The people of the Atacama have persisted for thousands of years by cultivating edible plants they could and by using the native copao cactus for its nutritious fruit and wood. Local people explained to Puente how they harvest the copao fruit in October using sticks made from cactus wood. They knock the fruit from tall stems and eat them fresh, make them into an acidic marmalade and even use them as shampoo. Local people also use the dried, hollow stems to make rain sticks, a popular item sold in gift shops.
The current economy in this region of Chile centers on cultivating vineyards and processing grapes into pisco, an alcoholic beverage. A more modern use of the tart copao fruit is as a mixer in the popular pisco sour cocktail. Though the grape-growing industry provides local people with jobs, it also requires clearing the desert of native plant life. As more vineyards are planted, the copao’s habitat will shrink along with its population. To improve the copao’s odds, Chilean collaborators are researching ways to domesticate this incredible native cactus and protect them from potential loss.

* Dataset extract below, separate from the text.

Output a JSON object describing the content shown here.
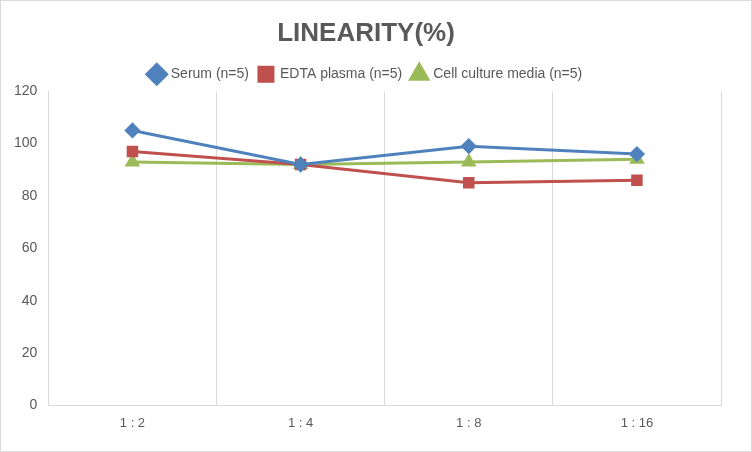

Closer to home in the southern Sonoran Desert, the copao’s look-alike cactus, Stenocereus thurberi, (aka organ pipe) commands the landscape. Its Spanish name is pitaya and they grow in a large range of habitats from southwestern Arizona, to 500-plus miles south to the Mexican state of Sinaloa and the southern Baja peninsula. They are one of only three cactus species in the world considered so special that a national preserve was established for their protection. In less arid regions of Sonora, pitayas can grow 30 to 40 feet high and develop hundreds of arms.
Pitayas have played an important role in the lives of many native peoples but have been particularly essential to the Mayo and Yaqui of Sonora’s southern coastal plain. Throughout history, people in small villages built their homes and fences using the dried wood of pitayas. Before barbed wire became available in the 1950s, landowners planted rows of the huge cactus creating impenetrable living fences.
Most treasured by the Mayo, Yaqui and other native peoples of Sonora is the pitayo’s delicious fruit and the many social events of harvest season. July through September, local people remove fruits using a pole made from an agave or other plant stalk. About the size of golf balls, the fruits are filled with vibrant pink, sweet and juicy flesh. So delicious and in demand, most fruit is eaten fresh after harvesting.
In the not-so-distant past, people in traditional villages dried the fruits or made them into wine. Now that popular beers are readily available, wine making has been mostly abandoned. In dry regions, pitaya fruit pulp could be spread out, dried and eaten later. This practice was especially important in times when food sources were scarce. People don’t rely on pitayas for food now as in the past, but for some, selling fruit in the streets provides a way to support their families.
In Sonora, the main threat to the pitaya is buffelgrass (Cenchrus ciliare) planted on millions of bulldozed acres to feed cattle. Bufflegrass is highly invasive, flammable and one of the greatest threats to desert ecosystems. On the hopeful side, some ranchers may be turning away from buffelgrass and instead planting pitayas as an economic crop.
Biological diversity and cultural diversity influence each other. Just as cactus and other plants adapt to their environments, people adapt and rely on the resources they provide. Perhaps we urban dwellers can appreciate and learn from these examples of interconnectedness and resilience as we celebrate Diversity Month.